L'envie, avec elles, de vivre grande

Il ne s’agit pas de chercher ce qu’il reste en 2018 des dimanches de 1988, mais de continuer à inventer ce que suscite, en tout temps, l’envie de vivre grande.

Essai

Il ne s’agit pas de chercher ce qu’il reste en 2018 des dimanches de 1988, mais de continuer à inventer ce que suscite, en tout temps, l’envie de vivre grande.

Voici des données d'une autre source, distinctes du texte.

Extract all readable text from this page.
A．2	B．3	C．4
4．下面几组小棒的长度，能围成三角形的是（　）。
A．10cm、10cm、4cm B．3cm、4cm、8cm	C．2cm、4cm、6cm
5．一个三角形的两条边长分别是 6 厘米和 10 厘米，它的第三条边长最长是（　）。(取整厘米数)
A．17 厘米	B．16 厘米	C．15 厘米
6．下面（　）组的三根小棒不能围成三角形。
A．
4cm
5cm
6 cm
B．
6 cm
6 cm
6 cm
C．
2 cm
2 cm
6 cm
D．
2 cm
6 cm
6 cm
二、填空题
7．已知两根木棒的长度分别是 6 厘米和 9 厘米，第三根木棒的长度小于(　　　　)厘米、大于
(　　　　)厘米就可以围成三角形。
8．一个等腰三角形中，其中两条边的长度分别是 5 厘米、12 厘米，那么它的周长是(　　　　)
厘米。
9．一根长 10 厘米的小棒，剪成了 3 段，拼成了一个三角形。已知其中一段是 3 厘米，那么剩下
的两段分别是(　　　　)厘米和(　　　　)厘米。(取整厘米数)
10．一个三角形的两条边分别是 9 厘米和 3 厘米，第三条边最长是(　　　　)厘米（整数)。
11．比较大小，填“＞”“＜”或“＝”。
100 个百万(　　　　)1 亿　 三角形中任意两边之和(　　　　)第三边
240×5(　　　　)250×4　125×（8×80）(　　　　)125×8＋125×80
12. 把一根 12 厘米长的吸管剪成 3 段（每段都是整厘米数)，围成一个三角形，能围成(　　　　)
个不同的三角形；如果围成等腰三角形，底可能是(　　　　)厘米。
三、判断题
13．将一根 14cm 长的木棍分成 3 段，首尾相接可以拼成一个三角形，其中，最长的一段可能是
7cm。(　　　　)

1988-2018: On pourrait croire que sous ces dates gît le féminisme, mais non. Sortons nos langues et embrassons le cliché en répétant en chœur que le féminisme n’est pas mort. Jetons notre dévolu sur l’idée qu’il n’a jamais été aussi fort! Et que la réédition de La théorie, un dimanche, trente ans plus tard, n’est pas l’occasion de faire demi-tour en décortiquant ce qui y serait encore «actuel» parce que, vraiment, c’est du temps perdu. La réédition dit une chose, et cette chose est simple: Bersianik, Brossard, Cotnoir, Dupré, Scott et vous, Théoret, nous avons envie de vous lire.

Une pensée de la réunion

Dans une préface qui avoue son affection à ces femmes qui font du féminisme un lieu de littérature, Martine Delvaux écrit: «Il faut faire confiance à la pluralité, à notre diversité. Tout comme il faut faire confiance à ce qui est désorganisé, à ce qui se cherche, à tout ce qui fait, sans relâche, dans le paradoxe et le chaos, le féminisme.» Faire appel à Delvaux me semble être ici une manière pour les éditions du Remue-ménage de redire le geste subtil de la réunion qui est à l’origine même de La théorie, un dimanche. Une réunion qui ne serait pas celle des générations, mais de femmes qui portent ce qu’il y a de vibrant et de radical dans cette pensée, «qui privilégie la fréquentation des femmes par les femmes, les femmes hantées par d’autres femmes».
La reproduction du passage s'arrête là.